La nación es una simbolización colectiva y, como toda simbolización, es 
un campo de lucha permanente, en Francia y en todas partes. Precisamente
 desde esta perspectiva hay que pensar la ofensiva que, desde principios
 de los años 2000, pesa sobre la identidad francesa: es el punto 
culminante de una contrarrevolución intelectual que progresivamente ha 
expurgado a la nación francesa de su herencia revolucionaria, 
socialista, obrera, anticolonial y resistente para reducirla a una 
nación blanca y cristiana. 
  ¿El tema omnipresente de la inseguridad también proviene de la misma “contrarrevolución”?
  
 Tiende igualmente a constituir identidades regresivas. El gobierno 
actual sigue la lección de Bush: el gobernante genera mejores adhesiones
 como comandante en jefe. Frente al paro hay que inventar soluciones y 
afrontar la lógica del beneficio. Pero cuando te pones el uniforme de 
comandante es todo mucho más fácil, sobre todo en un país donde, pese a 
todo, el ejército sigue siendo uno de los mejores entrenados del mundo.
  
 Lo que nuestros gobiernos mejor saben hacer no es gestionar la 
seguridad, sino el sentimiento de inseguridad.
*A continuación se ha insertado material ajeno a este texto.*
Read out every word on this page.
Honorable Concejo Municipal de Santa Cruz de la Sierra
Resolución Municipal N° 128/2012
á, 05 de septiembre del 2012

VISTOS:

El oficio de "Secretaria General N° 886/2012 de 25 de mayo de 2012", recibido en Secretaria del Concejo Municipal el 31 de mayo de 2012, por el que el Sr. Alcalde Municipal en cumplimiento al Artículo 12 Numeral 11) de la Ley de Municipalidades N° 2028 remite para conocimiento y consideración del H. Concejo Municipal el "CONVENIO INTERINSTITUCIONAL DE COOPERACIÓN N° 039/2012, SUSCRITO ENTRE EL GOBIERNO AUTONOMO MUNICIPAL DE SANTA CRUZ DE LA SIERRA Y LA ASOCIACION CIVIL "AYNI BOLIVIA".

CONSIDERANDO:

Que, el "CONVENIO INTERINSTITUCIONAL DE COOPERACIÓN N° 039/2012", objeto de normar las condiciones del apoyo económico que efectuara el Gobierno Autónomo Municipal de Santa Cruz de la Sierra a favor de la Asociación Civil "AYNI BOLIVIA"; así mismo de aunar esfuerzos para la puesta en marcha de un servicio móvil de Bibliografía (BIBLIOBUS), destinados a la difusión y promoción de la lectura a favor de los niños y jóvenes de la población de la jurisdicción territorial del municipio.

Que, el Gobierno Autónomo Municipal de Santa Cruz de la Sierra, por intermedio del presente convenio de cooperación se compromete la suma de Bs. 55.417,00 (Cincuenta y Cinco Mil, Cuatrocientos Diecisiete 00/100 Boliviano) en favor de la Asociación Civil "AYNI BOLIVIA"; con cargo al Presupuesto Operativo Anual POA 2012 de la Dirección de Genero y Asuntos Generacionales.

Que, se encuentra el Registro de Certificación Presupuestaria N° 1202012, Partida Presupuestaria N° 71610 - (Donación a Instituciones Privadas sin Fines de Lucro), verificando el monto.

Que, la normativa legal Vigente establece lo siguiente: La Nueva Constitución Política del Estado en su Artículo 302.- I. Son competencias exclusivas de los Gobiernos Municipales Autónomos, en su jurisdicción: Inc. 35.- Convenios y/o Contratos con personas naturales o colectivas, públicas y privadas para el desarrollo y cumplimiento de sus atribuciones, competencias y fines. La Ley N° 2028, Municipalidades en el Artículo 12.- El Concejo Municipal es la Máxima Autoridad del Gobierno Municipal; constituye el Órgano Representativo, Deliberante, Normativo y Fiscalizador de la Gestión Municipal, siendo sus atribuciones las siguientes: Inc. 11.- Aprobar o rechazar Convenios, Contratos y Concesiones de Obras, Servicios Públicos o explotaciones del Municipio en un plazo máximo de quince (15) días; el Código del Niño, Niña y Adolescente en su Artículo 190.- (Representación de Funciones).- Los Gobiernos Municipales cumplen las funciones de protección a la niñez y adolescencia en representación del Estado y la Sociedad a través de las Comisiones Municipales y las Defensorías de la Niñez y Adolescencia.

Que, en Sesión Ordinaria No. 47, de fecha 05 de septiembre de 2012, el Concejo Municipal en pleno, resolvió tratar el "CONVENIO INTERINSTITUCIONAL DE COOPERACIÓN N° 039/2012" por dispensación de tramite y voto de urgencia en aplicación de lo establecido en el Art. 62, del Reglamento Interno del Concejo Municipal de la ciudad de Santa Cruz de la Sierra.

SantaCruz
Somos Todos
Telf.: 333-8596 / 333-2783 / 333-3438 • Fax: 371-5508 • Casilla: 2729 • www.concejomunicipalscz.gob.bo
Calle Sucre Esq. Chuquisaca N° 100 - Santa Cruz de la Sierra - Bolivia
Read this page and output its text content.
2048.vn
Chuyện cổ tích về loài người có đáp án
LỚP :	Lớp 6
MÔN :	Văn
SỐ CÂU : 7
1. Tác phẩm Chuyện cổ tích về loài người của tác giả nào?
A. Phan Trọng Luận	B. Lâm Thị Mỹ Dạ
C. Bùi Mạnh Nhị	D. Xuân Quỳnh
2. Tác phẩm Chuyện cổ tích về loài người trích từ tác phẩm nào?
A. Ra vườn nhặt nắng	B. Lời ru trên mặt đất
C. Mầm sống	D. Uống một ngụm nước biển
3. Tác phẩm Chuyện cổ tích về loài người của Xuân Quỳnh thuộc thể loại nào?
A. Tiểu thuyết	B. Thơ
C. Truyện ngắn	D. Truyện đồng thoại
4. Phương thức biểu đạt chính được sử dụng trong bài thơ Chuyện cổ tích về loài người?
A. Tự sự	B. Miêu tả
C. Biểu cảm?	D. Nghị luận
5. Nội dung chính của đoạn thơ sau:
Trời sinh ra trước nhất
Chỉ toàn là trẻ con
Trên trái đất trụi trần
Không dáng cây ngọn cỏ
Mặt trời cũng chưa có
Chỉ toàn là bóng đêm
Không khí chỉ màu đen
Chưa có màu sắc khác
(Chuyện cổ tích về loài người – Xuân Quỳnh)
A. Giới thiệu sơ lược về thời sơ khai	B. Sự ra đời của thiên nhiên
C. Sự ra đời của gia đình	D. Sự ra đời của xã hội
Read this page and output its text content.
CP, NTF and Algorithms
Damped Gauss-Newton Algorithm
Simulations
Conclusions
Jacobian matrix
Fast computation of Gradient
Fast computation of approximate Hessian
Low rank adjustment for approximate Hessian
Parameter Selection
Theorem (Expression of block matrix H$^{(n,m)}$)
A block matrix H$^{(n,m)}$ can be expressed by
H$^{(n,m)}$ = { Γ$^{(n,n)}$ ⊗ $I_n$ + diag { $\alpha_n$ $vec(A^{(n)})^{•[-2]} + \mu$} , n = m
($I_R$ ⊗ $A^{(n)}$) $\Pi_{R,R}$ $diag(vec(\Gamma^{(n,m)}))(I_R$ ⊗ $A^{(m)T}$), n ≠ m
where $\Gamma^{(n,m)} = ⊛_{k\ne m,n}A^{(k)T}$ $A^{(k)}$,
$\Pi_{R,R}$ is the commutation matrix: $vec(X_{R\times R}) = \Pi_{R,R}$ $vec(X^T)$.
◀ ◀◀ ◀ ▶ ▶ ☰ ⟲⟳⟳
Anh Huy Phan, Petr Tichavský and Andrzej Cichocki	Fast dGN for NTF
Es algo muy distinto, a 
menudo es lo contrario. En noviembre de 2005, [durante las revueltas de 
las  banlieues de París], se podrían haber evitado 
semanas de graves enfrentamientos si el entonces ministro de Interior 
[Nicolas Sarkozy] hubiera estado un poco menos preocupado por hacer del 
sentimiento de inseguridad una plataforma de lanzamiento para su 
programa presidencial y hubiera tenido un poco más de interés por buscar
 formas de apaciguamiento y diálogo apropiadas para garantizar la 
seguridad.
 
 Manuel Valls denuncia la búsqueda de “explicaciones sociológicas” que 
percibe como una forma de excusar a los autores de los atentados. ¿Cómo 
analizas este ataque al ser un autor que también ha dirigido críticas 
––¡muy diferentes!— a la sociología de Pierre Bourdieu?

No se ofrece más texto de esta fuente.